One of those is the food services director hat. With that on, Olin oversees the weekly logistics of Fish to Schools. It all starts the day before. The fish are brought up from the cold storage to thaw out overnight at the high school.
That’s also where the processing and portioning happens.
“Chef Jo, the head chef up at the high school, and her helper– they pull all the pin bones out of all of [the fish],” Olin said. “That takes a good couple of hours to do.”
On the day of, the fish are seasoned, cooked, loaded into warm boxes, and sent out to the other schools.
“All that happens between breakfast, which usually ends 8:30 or 9:00 a.m., and , like here at Keet [Gooshi Heen Elementary School], they’re serving lunch right now at 11:20 a.m,” Olin said.
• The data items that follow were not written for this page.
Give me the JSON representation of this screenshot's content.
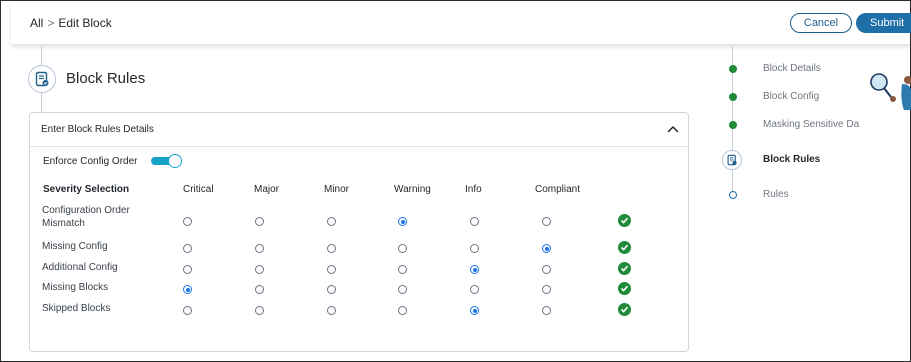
{
  "header": {
    "breadcrumb_root": "All",
    "breadcrumb_sep": ">",
    "breadcrumb_current": "Edit Block",
    "cancel_label": "Cancel",
    "submit_label": "Submit"
  },
  "section": {
    "title": "Block Rules",
    "icon": "document-check-icon"
  },
  "panel": {
    "title": "Enter Block Rules Details",
    "toggle_label": "Enforce Config Order",
    "toggle_on": true,
    "columns": [
      "Severity Selection",
      "Critical",
      "Major",
      "Minor",
      "Warning",
      "Info",
      "Compliant"
    ],
    "rows": [
      {
        "label": "Configuration Order Mismatch",
        "selected": "Warning"
      },
      {
        "label": "Missing Config",
        "selected": "Compliant"
      },
      {
        "label": "Additional Config",
        "selected": "Info"
      },
      {
        "label": "Missing Blocks",
        "selected": "Critical"
      },
      {
        "label": "Skipped Blocks",
        "selected": "Info"
      }
    ]
  },
  "stepper": {
    "steps": [
      {
        "label": "Block Details",
        "state": "done"
      },
      {
        "label": "Block Config",
        "state": "done"
      },
      {
        "label": "Masking Sensitive Da",
        "state": "done"
      },
      {
        "label": "Block Rules",
        "state": "active"
      },
      {
        "label": "Rules",
        "state": "pending"
      }
    ]
  },
  "colors": {
    "accent": "#1e6fa8",
    "toggle": "#17a2c9",
    "done": "#1f8a3a",
    "radio_selected": "#1a73e8"
  }
}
About half the kids in the cafeteria have a salmon filet on their trays today.
“No one that’s not vegetarian does not like fish that I know,” Seren, a fifth grader, said.
“Are you saying everybody likes fish?” I asked.
“That I know, that’s not vegetarian,” Seren said.
Seren took a second to think of her favorite foods of all time.
“Salmon is second on my list of favorite foods,” Seren said.
That is, of course behind caramel chocolates, Seren told me. When I ask her what it would be like if there was no Fish to Schools lunch program, her eyes get really wide.
“The Zombie apocalypse,” Seren said. “I’m kidding, but there would be an apocalypse kind of thing.”
There’s enough grant money to fund the program through next year. After that, though, it’s up to the district’s food service budget and the donation drive to prevent the Alaskan-style apocalypse of an empty freezer.